Another fun fact I learned on this day is that there is a part on some types of pressure canners that is called a petcock. I suppose I should have warned the instructors that if words like petcock are used more than once in a lesson, I will break into uncontrollable giggling. Because I’m twelve.
For our canning adventure, we were fortunate that the tuna, which had been bought in September and frozen, was already cleaned and filleted. We just had to slice it into chunks, place a little olive oil and salt in the jar, and pack it in tight. Joyce Huston, one of our well-qualified instructors, explained that she always puts a small piece of the tuna’s belly into each jar because the taste is so delicious, and the belly is the highest source of Omega 3 fatty acid.

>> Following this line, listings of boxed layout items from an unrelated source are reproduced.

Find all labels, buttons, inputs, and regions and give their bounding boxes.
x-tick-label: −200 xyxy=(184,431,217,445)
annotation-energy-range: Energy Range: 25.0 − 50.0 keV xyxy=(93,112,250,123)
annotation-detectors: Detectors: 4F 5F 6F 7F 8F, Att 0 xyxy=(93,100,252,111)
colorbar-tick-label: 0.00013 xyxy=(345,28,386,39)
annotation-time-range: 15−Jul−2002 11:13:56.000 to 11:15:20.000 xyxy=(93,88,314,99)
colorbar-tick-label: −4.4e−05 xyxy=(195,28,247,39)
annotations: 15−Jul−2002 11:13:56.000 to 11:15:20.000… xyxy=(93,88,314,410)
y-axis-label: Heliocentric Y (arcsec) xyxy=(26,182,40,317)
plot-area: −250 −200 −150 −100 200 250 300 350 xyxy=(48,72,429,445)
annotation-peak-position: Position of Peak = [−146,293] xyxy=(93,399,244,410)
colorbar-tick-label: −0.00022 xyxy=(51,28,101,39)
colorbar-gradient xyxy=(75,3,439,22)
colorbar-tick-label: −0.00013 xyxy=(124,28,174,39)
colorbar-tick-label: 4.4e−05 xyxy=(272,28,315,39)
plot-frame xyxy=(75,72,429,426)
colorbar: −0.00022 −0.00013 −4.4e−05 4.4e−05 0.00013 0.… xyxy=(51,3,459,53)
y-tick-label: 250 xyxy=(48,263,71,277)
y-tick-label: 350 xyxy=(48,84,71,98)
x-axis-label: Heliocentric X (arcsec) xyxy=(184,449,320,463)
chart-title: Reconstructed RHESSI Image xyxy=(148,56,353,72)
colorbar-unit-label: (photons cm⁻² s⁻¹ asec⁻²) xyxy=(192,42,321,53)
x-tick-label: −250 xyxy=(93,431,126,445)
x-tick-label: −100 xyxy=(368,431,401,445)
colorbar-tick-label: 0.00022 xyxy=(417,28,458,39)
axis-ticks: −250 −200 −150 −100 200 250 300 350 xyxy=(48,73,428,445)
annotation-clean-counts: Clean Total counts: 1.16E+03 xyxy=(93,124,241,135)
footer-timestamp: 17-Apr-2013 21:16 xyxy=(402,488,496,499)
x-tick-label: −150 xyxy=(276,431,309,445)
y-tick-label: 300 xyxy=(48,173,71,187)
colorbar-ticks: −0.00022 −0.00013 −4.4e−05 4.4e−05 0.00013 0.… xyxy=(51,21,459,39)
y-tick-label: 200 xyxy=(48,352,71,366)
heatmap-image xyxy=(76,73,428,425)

Once the lids were on the jars, we placed them in the canner with a few inches of water, put the lid on and turned up the heat. We waited as steam poured from the vent for 10 minutes to make sure all of the air was out, then we placed a cover over the vent and watched the dial on the canner until it reached a steady 10 pounds of pressure. We processed the jars of tuna at 10 pounds of pressure for 110 minutes then let the canner gradually cool and depressurize.
After the cooling process, we removed the lids, and clouds of tuna-scented steam floated through the room as we placed the jars on towels to finish cooling overnight. Not nearly as complicated or as scary as I had thought, I left the class eager to preserve more food under pressure.